This project was about predicting and analyzing the customers who renew the subscription of Piemonte’s museums (and who doesn’t), using the 2014 data to predict the 2015 renewals using the R programming language. In the end, I created a Random Forest model able to predict correctly almost 75% of the renewals.
In the first part of the project I focused on data cleaning and visualizations using the R package Ggplot2 to see the variable distribution between people who renew and who don't. I also used a shapefile with the borders of all the cities of Italy, focusing on north Italy and Piemonte region, to see the distribution on the territory. Using the shapefiles we can clearly see that people who live close to Turin are more likely to renew the subscription.

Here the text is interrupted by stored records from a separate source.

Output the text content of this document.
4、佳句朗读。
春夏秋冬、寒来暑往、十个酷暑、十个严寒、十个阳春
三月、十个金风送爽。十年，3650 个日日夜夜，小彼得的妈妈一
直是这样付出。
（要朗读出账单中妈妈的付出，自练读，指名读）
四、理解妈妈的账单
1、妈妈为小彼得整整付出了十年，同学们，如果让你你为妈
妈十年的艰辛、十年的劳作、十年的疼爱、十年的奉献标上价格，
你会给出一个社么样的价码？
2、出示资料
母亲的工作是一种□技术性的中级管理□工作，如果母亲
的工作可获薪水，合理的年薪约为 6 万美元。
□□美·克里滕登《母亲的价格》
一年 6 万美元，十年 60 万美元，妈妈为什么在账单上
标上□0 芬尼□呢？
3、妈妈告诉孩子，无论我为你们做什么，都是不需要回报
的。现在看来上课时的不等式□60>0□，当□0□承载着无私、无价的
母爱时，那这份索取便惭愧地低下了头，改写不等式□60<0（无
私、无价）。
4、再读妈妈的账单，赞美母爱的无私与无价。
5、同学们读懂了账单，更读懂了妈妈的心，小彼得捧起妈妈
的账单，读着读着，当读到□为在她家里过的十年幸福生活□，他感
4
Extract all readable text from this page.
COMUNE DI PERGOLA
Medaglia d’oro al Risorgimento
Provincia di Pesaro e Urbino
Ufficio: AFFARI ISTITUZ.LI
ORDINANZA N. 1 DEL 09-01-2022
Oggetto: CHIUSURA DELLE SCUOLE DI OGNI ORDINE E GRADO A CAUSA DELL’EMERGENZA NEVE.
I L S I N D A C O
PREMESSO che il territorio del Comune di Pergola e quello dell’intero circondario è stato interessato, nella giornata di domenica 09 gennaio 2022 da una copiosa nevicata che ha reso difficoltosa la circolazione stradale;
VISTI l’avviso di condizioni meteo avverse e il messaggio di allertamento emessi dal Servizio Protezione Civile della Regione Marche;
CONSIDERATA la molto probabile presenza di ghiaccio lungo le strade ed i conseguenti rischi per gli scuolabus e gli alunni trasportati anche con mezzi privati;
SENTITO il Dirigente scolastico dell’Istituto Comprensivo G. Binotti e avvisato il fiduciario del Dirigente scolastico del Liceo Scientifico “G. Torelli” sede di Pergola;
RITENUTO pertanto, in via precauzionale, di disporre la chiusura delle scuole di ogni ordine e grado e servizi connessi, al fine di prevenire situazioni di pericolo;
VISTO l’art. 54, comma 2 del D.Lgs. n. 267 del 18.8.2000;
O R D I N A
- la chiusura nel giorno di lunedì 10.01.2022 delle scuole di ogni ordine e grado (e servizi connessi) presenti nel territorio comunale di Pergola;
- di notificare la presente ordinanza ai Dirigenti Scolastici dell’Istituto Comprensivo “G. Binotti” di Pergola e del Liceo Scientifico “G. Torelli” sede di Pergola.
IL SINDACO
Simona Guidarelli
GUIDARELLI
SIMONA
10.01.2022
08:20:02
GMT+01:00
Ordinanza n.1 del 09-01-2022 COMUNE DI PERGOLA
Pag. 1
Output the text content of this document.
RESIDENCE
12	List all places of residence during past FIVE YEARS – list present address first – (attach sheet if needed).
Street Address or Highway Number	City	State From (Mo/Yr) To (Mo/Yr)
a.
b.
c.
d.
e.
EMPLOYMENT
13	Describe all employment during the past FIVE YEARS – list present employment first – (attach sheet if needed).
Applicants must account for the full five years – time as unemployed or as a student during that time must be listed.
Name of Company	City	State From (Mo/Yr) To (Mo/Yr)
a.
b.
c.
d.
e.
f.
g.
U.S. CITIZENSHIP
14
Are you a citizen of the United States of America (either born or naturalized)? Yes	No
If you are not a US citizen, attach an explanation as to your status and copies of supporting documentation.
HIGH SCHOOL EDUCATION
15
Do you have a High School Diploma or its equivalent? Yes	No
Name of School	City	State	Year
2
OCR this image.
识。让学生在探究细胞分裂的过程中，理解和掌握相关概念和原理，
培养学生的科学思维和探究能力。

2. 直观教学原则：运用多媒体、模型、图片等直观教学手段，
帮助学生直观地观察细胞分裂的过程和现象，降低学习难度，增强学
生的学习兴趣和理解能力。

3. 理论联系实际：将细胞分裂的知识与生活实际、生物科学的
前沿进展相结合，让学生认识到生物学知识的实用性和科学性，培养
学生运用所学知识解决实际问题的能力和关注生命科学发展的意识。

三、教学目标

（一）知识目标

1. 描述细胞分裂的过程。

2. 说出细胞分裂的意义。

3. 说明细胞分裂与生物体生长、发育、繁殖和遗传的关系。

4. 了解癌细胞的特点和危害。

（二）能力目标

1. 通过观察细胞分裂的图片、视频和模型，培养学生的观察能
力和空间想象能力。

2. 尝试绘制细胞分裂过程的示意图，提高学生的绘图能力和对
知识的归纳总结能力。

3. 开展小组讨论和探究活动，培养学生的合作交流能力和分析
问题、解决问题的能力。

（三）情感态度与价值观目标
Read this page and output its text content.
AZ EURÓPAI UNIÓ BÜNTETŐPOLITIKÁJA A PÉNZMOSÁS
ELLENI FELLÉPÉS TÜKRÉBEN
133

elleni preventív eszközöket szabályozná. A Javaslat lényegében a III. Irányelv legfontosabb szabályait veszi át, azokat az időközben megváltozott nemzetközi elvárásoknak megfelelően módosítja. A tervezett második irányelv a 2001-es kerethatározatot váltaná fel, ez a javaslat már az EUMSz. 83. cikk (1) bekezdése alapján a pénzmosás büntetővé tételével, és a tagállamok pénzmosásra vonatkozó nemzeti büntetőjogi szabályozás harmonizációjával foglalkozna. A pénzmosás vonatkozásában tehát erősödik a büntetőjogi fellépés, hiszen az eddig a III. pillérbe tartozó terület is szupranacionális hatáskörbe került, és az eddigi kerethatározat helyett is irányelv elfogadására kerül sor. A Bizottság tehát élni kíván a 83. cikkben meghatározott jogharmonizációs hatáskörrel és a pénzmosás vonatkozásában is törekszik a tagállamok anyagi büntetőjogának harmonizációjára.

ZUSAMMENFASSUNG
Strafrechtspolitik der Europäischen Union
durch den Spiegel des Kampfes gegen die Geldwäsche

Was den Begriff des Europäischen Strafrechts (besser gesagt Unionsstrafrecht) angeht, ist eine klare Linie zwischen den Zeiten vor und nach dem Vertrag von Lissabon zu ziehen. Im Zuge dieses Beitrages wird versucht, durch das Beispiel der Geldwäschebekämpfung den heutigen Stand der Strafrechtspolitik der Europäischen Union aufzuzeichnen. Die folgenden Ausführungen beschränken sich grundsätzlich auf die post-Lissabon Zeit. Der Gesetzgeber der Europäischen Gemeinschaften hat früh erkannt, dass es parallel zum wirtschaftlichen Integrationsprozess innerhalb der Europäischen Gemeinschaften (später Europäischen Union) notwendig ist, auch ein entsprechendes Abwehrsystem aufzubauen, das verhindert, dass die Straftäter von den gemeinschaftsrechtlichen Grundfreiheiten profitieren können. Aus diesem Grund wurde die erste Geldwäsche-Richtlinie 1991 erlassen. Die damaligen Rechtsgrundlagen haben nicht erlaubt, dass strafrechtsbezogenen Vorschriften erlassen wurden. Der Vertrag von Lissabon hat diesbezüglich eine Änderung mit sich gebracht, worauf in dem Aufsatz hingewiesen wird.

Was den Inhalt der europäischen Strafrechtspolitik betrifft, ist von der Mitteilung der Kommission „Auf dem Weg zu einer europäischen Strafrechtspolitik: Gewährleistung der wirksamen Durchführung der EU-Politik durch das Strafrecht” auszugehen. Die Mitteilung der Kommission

In the second phase, I analyzed what customers visit and what are their most recurring patterns. To do this, I used association rules: In fact, we can consider the customers' visits to museums as transactions. Market basket analysis via association rules shows what are the most popular museum and the patterns that lead to a particular museum. I also used the Ggplot 2 package to plot those rules. Next, I used Self organising maps to cluster the users into 3 groups.
Here, I used a logit model to explore what are the most important features when predicting renewals. Looking at the coefficients of the logit model we are able to understand how much a feature is important when predicting renewals. We can easily notice that the features related to the residency of the users has a big impact on the propbability to renew.
In the final phase, we use 3 models to predict the renewals and then I evaluated them looking at the Expected Profit and their ROC curve. The winner is a Random forest model with about 75% of accuracy.